To ease out the blazing testosterone – Scarlett Johansson, with a horrid hairstyle. Her voice is still bedroom come-hither, and she’s extremely curvy-sexy as she runs and fights in the streets, but that stupid flat hairstyle is just highlighting her big nose, which I’ve never noticed before because I was distracted by her hair to focus on her tits.

”Don’t stare at me that way. You KNOW we’ll always have Paris…”
In the final telling, you know who wins? The bad guys. The three heli-carriers are brought down in searing scenes of grandiose destruction… but imagine the INSURANCE on those megaliths? You don’t buy a Lamborghini if you can just afford the Lamborghini – you have enough capital for the maintenance and insurance. If the Lambo goes down, the insurance company’s gotta give you another. I’m sure the heli-carriers are covered against malicious sabotage – which is what Cap does to them – so even though it might be rough sailing for those asshole insurance companies to cover a trillion dollars times three, they’ve got to come up with the funding to replace them. Right? Let’s face it, SHIELD and Hydra are tied into world governments, insurance agencies, weapons contractors, etc.
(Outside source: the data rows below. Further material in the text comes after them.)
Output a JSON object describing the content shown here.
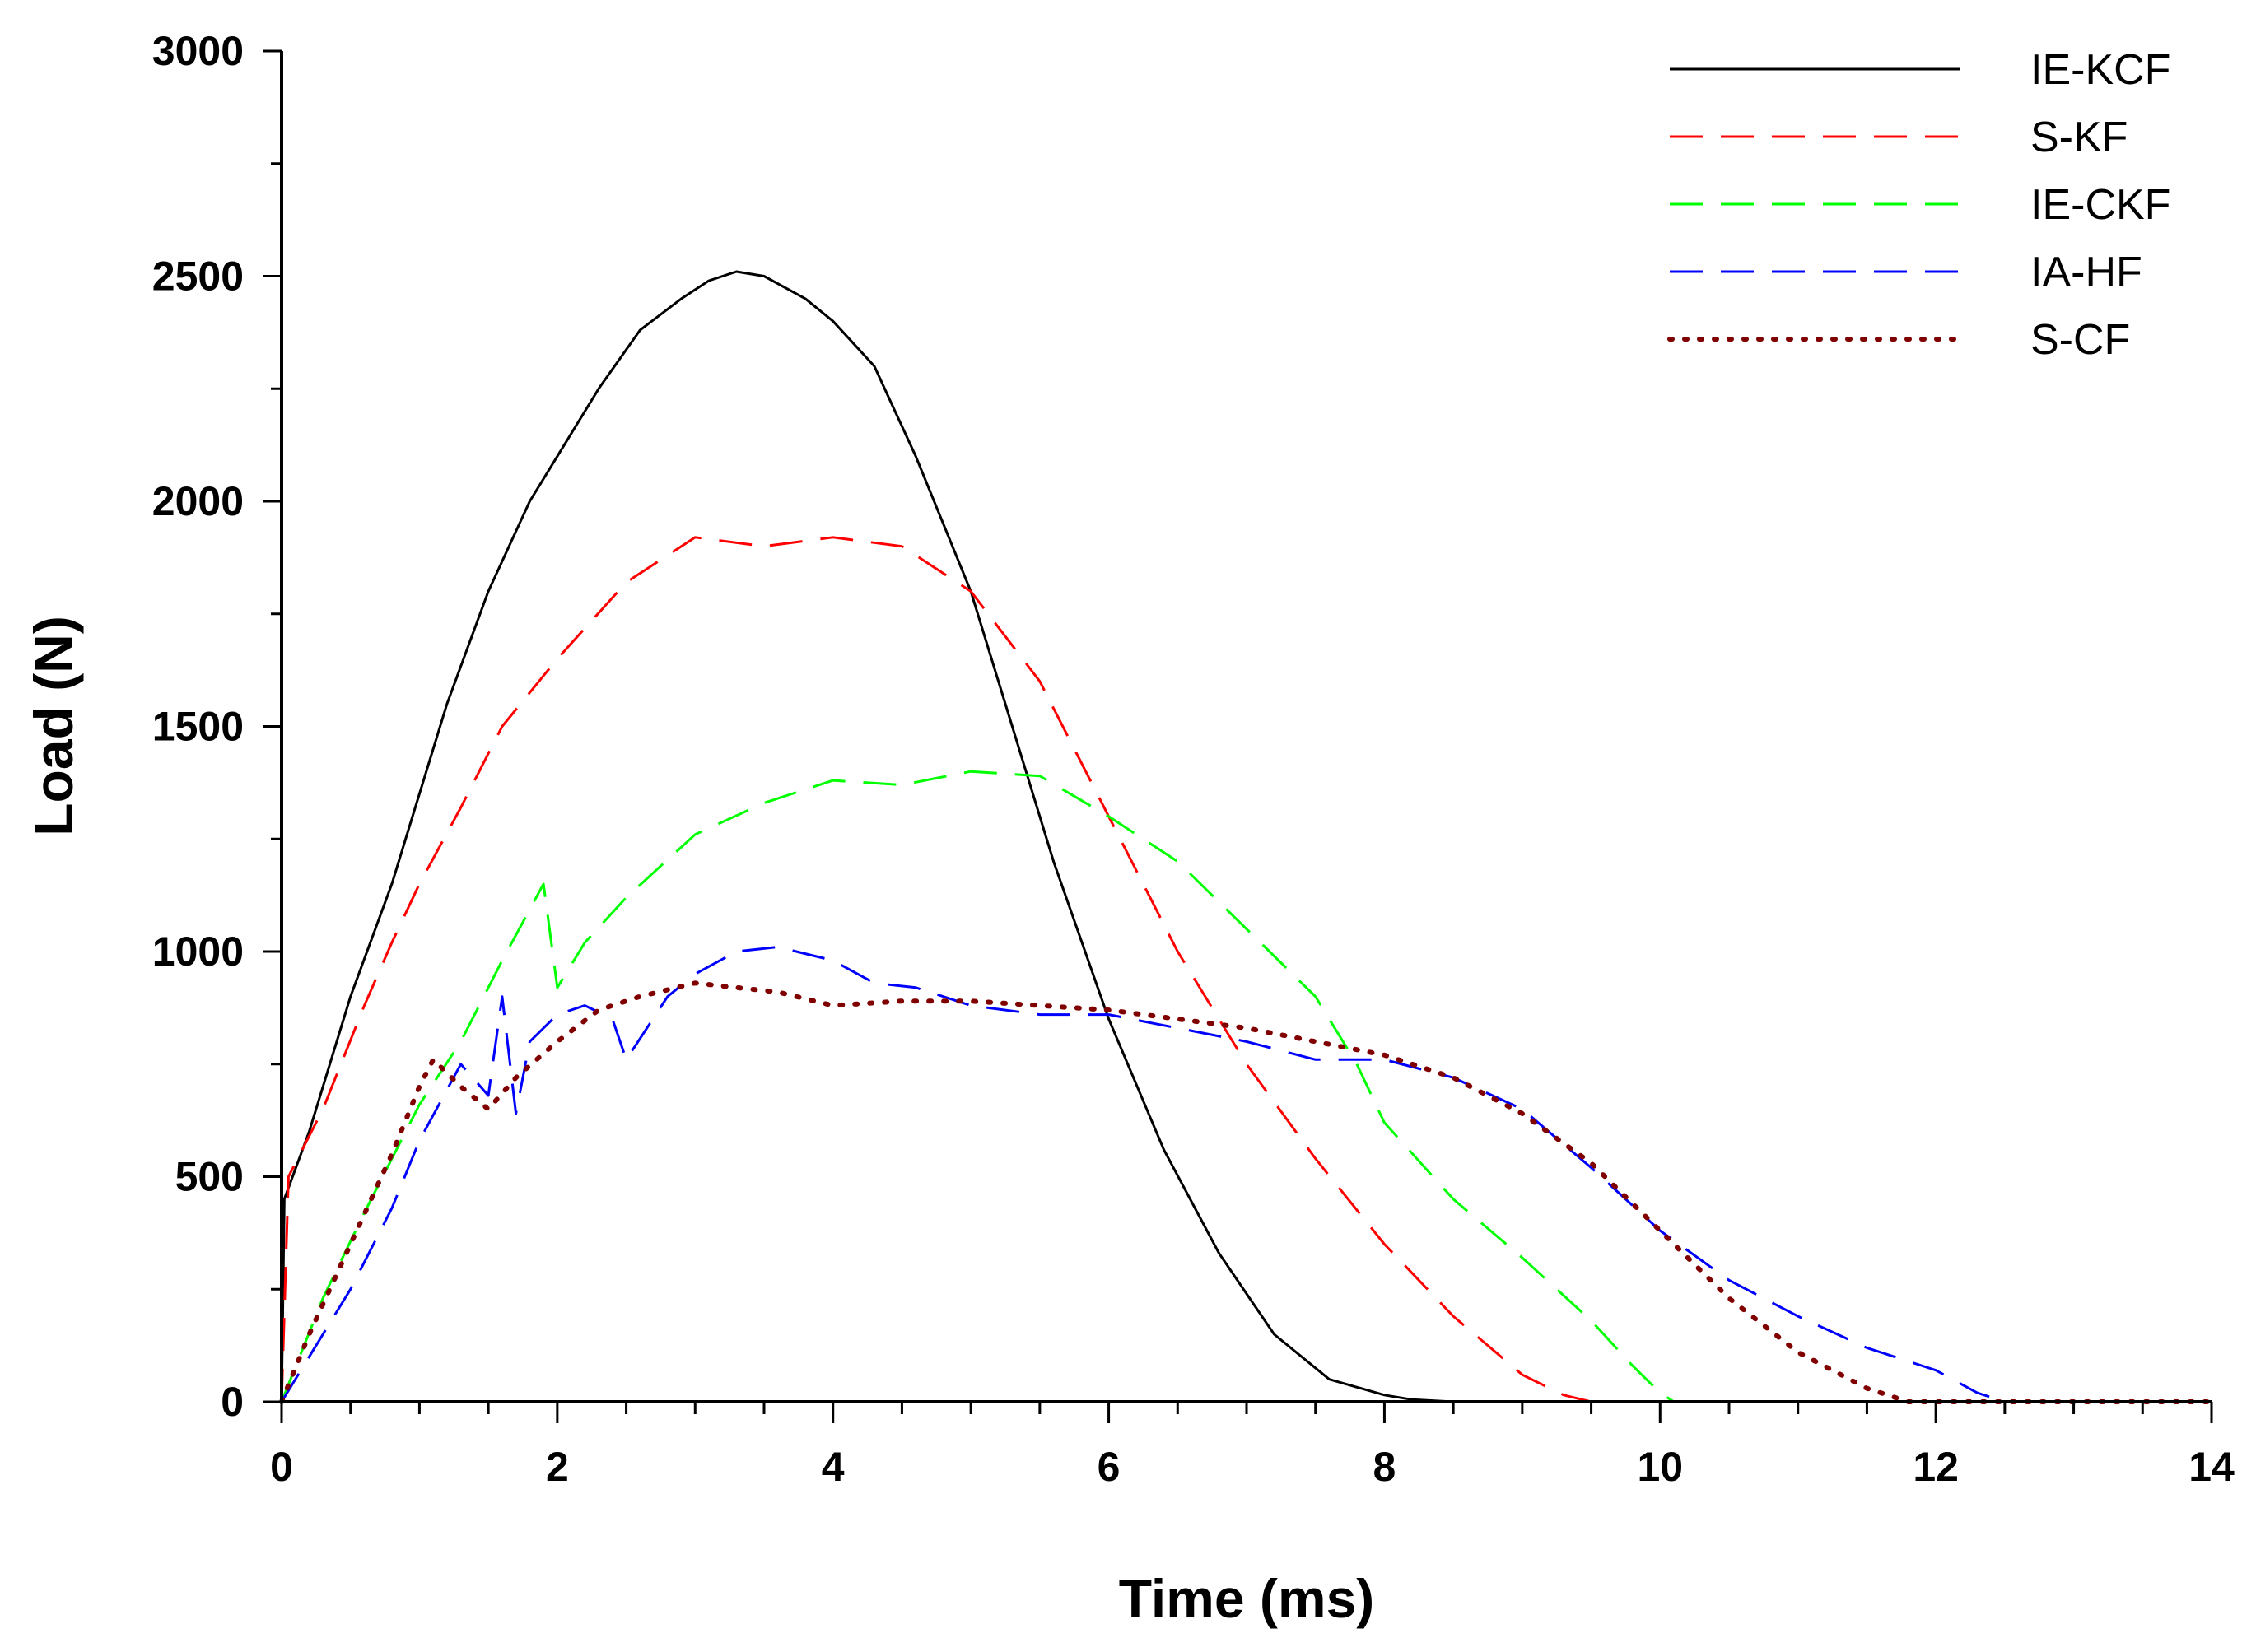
{
  "chart_data": {
    "type": "line",
    "title": "",
    "xlabel": "Time (ms)",
    "ylabel": "Load (N)",
    "xlim": [
      0,
      14
    ],
    "ylim": [
      0,
      3000
    ],
    "xticks": [
      0,
      2,
      4,
      6,
      8,
      10,
      12,
      14
    ],
    "yticks": [
      0,
      500,
      1000,
      1500,
      2000,
      2500,
      3000
    ],
    "grid": false,
    "legend_position": "top-right",
    "series": [
      {
        "name": "IE-KCF",
        "color": "#000000",
        "style": "solid",
        "x": [
          0,
          0.02,
          0.2,
          0.5,
          0.8,
          1.0,
          1.2,
          1.5,
          1.8,
          2.0,
          2.3,
          2.6,
          2.9,
          3.1,
          3.3,
          3.5,
          3.8,
          4.0,
          4.3,
          4.6,
          5.0,
          5.3,
          5.6,
          6.0,
          6.4,
          6.8,
          7.2,
          7.6,
          8.0,
          8.2,
          8.5,
          9.0,
          10.0,
          11.0,
          12.0,
          13.0,
          14.0
        ],
        "y": [
          0,
          450,
          600,
          900,
          1150,
          1350,
          1550,
          1800,
          2000,
          2100,
          2250,
          2380,
          2450,
          2490,
          2510,
          2500,
          2450,
          2400,
          2300,
          2100,
          1800,
          1500,
          1200,
          850,
          560,
          330,
          150,
          50,
          15,
          5,
          0,
          0,
          0,
          0,
          0,
          0,
          0
        ]
      },
      {
        "name": "S-KF",
        "color": "#ff0000",
        "style": "dash",
        "x": [
          0,
          0.05,
          0.3,
          0.6,
          0.8,
          1.0,
          1.3,
          1.6,
          2.0,
          2.5,
          3.0,
          3.5,
          4.0,
          4.5,
          5.0,
          5.5,
          6.0,
          6.5,
          7.0,
          7.5,
          8.0,
          8.5,
          9.0,
          9.3,
          9.5,
          10.0,
          12.0,
          14.0
        ],
        "y": [
          0,
          500,
          650,
          880,
          1020,
          1150,
          1320,
          1500,
          1650,
          1820,
          1920,
          1900,
          1920,
          1900,
          1800,
          1600,
          1300,
          1000,
          750,
          540,
          350,
          190,
          60,
          15,
          0,
          0,
          0,
          0
        ]
      },
      {
        "name": "IE-CKF",
        "color": "#00ff00",
        "style": "dash",
        "x": [
          0,
          0.3,
          0.6,
          1.0,
          1.3,
          1.6,
          1.9,
          2.0,
          2.2,
          2.5,
          3.0,
          3.5,
          4.0,
          4.5,
          5.0,
          5.5,
          6.0,
          6.5,
          7.0,
          7.5,
          7.8,
          8.0,
          8.5,
          9.0,
          9.5,
          9.8,
          10.0,
          10.1,
          12.0,
          14.0
        ],
        "y": [
          0,
          230,
          420,
          660,
          800,
          980,
          1150,
          920,
          1020,
          1120,
          1260,
          1330,
          1380,
          1370,
          1400,
          1390,
          1300,
          1200,
          1050,
          900,
          750,
          620,
          450,
          320,
          180,
          80,
          20,
          0,
          0,
          0
        ]
      },
      {
        "name": "IA-HF",
        "color": "#0000ff",
        "style": "dash",
        "x": [
          0,
          0.2,
          0.5,
          0.8,
          1.0,
          1.3,
          1.5,
          1.6,
          1.7,
          1.8,
          2.0,
          2.2,
          2.4,
          2.5,
          2.8,
          3.0,
          3.3,
          3.6,
          4.0,
          4.3,
          4.6,
          5.0,
          5.5,
          6.0,
          6.5,
          7.0,
          7.5,
          8.0,
          8.5,
          9.0,
          9.5,
          10.0,
          10.5,
          11.0,
          11.5,
          12.0,
          12.3,
          12.5,
          13.0,
          14.0
        ],
        "y": [
          0,
          100,
          250,
          430,
          580,
          750,
          680,
          900,
          640,
          800,
          860,
          880,
          850,
          760,
          900,
          950,
          1000,
          1010,
          980,
          930,
          920,
          880,
          860,
          860,
          830,
          800,
          760,
          760,
          720,
          650,
          520,
          380,
          270,
          190,
          120,
          70,
          20,
          0,
          0,
          0
        ]
      },
      {
        "name": "S-CF",
        "color": "#800000",
        "style": "dotted",
        "x": [
          0,
          0.2,
          0.5,
          0.8,
          1.0,
          1.1,
          1.3,
          1.5,
          1.7,
          2.0,
          2.3,
          2.6,
          3.0,
          3.3,
          3.6,
          4.0,
          4.5,
          5.0,
          5.5,
          6.0,
          6.5,
          7.0,
          7.5,
          8.0,
          8.5,
          9.0,
          9.5,
          10.0,
          10.5,
          11.0,
          11.5,
          11.8,
          12.0,
          14.0
        ],
        "y": [
          0,
          150,
          350,
          550,
          700,
          760,
          700,
          650,
          720,
          800,
          870,
          900,
          930,
          920,
          910,
          880,
          890,
          890,
          880,
          870,
          850,
          830,
          800,
          770,
          720,
          640,
          530,
          380,
          230,
          110,
          30,
          0,
          0,
          0
        ]
      }
    ]
  }
}
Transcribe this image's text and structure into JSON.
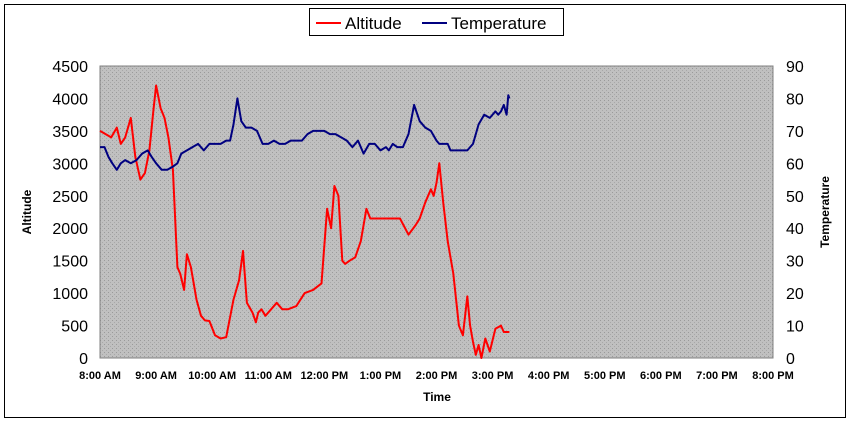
{
  "chart_data": {
    "type": "line",
    "title": "",
    "xlabel": "Time",
    "ylabel_left": "Altitude",
    "ylabel_right": "Temperature",
    "x_ticks": [
      "8:00 AM",
      "9:00 AM",
      "10:00 AM",
      "11:00 AM",
      "12:00 PM",
      "1:00 PM",
      "2:00 PM",
      "3:00 PM",
      "4:00 PM",
      "5:00 PM",
      "6:00 PM",
      "7:00 PM",
      "8:00 PM"
    ],
    "xlim": [
      8,
      20
    ],
    "ylim_left": [
      0,
      4500
    ],
    "ylim_right": [
      0,
      90
    ],
    "y_ticks_left": [
      0,
      500,
      1000,
      1500,
      2000,
      2500,
      3000,
      3500,
      4000,
      4500
    ],
    "y_ticks_right": [
      0,
      10,
      20,
      30,
      40,
      50,
      60,
      70,
      80,
      90
    ],
    "legend_position": "top-center",
    "plot_background": "#c0c0c0",
    "series": [
      {
        "name": "Altitude",
        "axis": "left",
        "color": "#ff0000",
        "x": [
          8.0,
          8.1,
          8.2,
          8.3,
          8.37,
          8.45,
          8.55,
          8.63,
          8.72,
          8.8,
          8.88,
          8.95,
          9.0,
          9.08,
          9.15,
          9.22,
          9.3,
          9.38,
          9.43,
          9.5,
          9.55,
          9.62,
          9.72,
          9.8,
          9.87,
          9.95,
          10.05,
          10.15,
          10.25,
          10.38,
          10.48,
          10.55,
          10.62,
          10.72,
          10.78,
          10.82,
          10.88,
          10.95,
          11.05,
          11.15,
          11.25,
          11.35,
          11.5,
          11.65,
          11.8,
          11.95,
          12.05,
          12.12,
          12.18,
          12.25,
          12.32,
          12.37,
          12.45,
          12.55,
          12.65,
          12.75,
          12.82,
          12.9,
          13.0,
          13.1,
          13.2,
          13.35,
          13.5,
          13.63,
          13.7,
          13.8,
          13.9,
          13.95,
          14.0,
          14.05,
          14.12,
          14.2,
          14.3,
          14.4,
          14.47,
          14.55,
          14.6,
          14.65,
          14.7,
          14.75,
          14.8,
          14.87,
          14.95,
          15.05,
          15.15,
          15.2,
          15.3
        ],
        "values": [
          3500,
          3450,
          3400,
          3550,
          3300,
          3400,
          3700,
          3100,
          2750,
          2850,
          3200,
          3800,
          4200,
          3850,
          3700,
          3400,
          2900,
          1400,
          1300,
          1050,
          1600,
          1400,
          900,
          650,
          580,
          570,
          350,
          300,
          320,
          900,
          1200,
          1650,
          850,
          700,
          550,
          700,
          750,
          650,
          750,
          850,
          750,
          750,
          800,
          1000,
          1050,
          1150,
          2300,
          2000,
          2650,
          2500,
          1500,
          1450,
          1500,
          1550,
          1800,
          2300,
          2150,
          2150,
          2150,
          2150,
          2150,
          2150,
          1900,
          2050,
          2150,
          2400,
          2600,
          2500,
          2700,
          3000,
          2400,
          1800,
          1300,
          500,
          350,
          950,
          500,
          250,
          50,
          200,
          0,
          300,
          100,
          450,
          500,
          400,
          400
        ]
      },
      {
        "name": "Temperature",
        "axis": "right",
        "color": "#000080",
        "x": [
          8.0,
          8.08,
          8.15,
          8.22,
          8.3,
          8.37,
          8.45,
          8.55,
          8.65,
          8.75,
          8.85,
          8.92,
          9.0,
          9.1,
          9.2,
          9.3,
          9.38,
          9.45,
          9.55,
          9.65,
          9.75,
          9.85,
          9.95,
          10.05,
          10.15,
          10.25,
          10.32,
          10.38,
          10.45,
          10.52,
          10.6,
          10.7,
          10.8,
          10.9,
          11.0,
          11.1,
          11.2,
          11.3,
          11.4,
          11.5,
          11.6,
          11.7,
          11.8,
          11.9,
          12.0,
          12.1,
          12.2,
          12.3,
          12.4,
          12.5,
          12.6,
          12.7,
          12.8,
          12.9,
          13.0,
          13.1,
          13.15,
          13.22,
          13.3,
          13.4,
          13.5,
          13.6,
          13.7,
          13.8,
          13.9,
          14.0,
          14.05,
          14.1,
          14.2,
          14.25,
          14.3,
          14.35,
          14.45,
          14.55,
          14.65,
          14.75,
          14.85,
          14.95,
          15.05,
          15.1,
          15.15,
          15.2,
          15.25,
          15.28,
          15.3
        ],
        "values": [
          65,
          65,
          62,
          60,
          58,
          60,
          61,
          60,
          61,
          63,
          64,
          62,
          60,
          58,
          58,
          59,
          60,
          63,
          64,
          65,
          66,
          64,
          66,
          66,
          66,
          67,
          67,
          72,
          80,
          73,
          71,
          71,
          70,
          66,
          66,
          67,
          66,
          66,
          67,
          67,
          67,
          69,
          70,
          70,
          70,
          69,
          69,
          68,
          67,
          65,
          67,
          63,
          66,
          66,
          64,
          65,
          64,
          66,
          65,
          65,
          69,
          78,
          73,
          71,
          70,
          67,
          66,
          66,
          66,
          64,
          64,
          64,
          64,
          64,
          66,
          72,
          75,
          74,
          76,
          75,
          76,
          78,
          75,
          81,
          80
        ]
      }
    ]
  }
}
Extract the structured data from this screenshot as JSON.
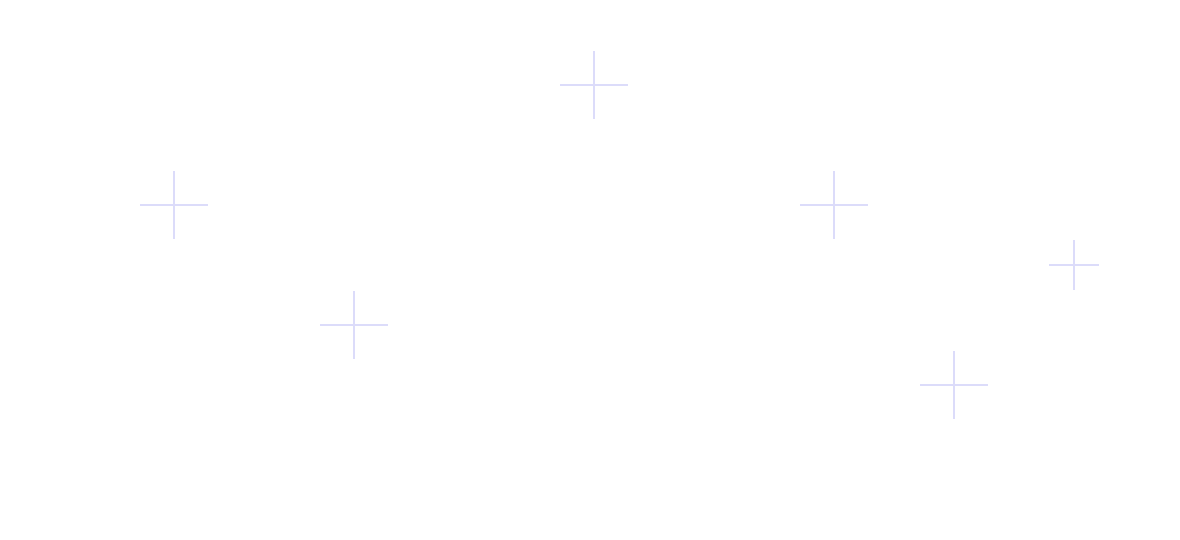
{
  "background_color": "#ffffff",
  "decoration": {
    "icon": "plus-icon",
    "color": "#dcdcfa"
  }
}
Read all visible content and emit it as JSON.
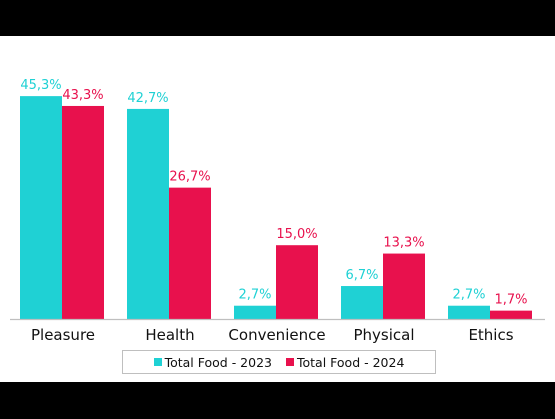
{
  "chart_data": {
    "type": "bar",
    "categories": [
      "Pleasure",
      "Health",
      "Convenience",
      "Physical",
      "Ethics"
    ],
    "series": [
      {
        "name": "Total Food - 2023",
        "values": [
          45.3,
          42.7,
          2.7,
          6.7,
          2.7
        ],
        "labels": [
          "45,3%",
          "42,7%",
          "2,7%",
          "6,7%",
          "2,7%"
        ],
        "color": "#1fd1d4"
      },
      {
        "name": "Total Food - 2024",
        "values": [
          43.3,
          26.7,
          15.0,
          13.3,
          1.7
        ],
        "labels": [
          "43,3%",
          "26,7%",
          "15,0%",
          "13,3%",
          "1,7%"
        ],
        "color": "#e8114d"
      }
    ],
    "ylim": [
      0,
      50
    ],
    "grid": false,
    "legend_position": "bottom"
  },
  "colors": {
    "axis": "#bfbfbf",
    "text": "#111111"
  }
}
If Cap thinks he’s destroyed the means by which they can terrorize the world, he’s forgotten that with the insurance money, they’re just going to start work on another Death Star. Who’s going to stop them? They are The Law, they are Above The Law, Outside The Law, they are Too Big To Fail and Too Big To Nail.
Captain America is the new SUPERMAN. And by that I mean, his chest is broader than, his eyes are bluer than, and his acting is more wooden than – Christopher Reeve. And – like Superman (in the movies at least) he is relegated to solving problems at their tail end.
Modern superhero tales usually involve the hero being stripped of his abilities and made to doubt himself. There is an interlude where Cap opens up to Sam Falcon, but it is more about doubting the motivations of his leaders than doubting himself: “I thought I could throw back in and follow orders – it’s just not the same.” When Sam asks, “What makes you happy?” Cap replies, “I dunno.” Which is not so much self-doubt as a cry for help. For acting lessons. Well, maybe by the next installment, Cap’s new world will teach him to grow up just a little bit more.
Maybe he’ll find another facial expression.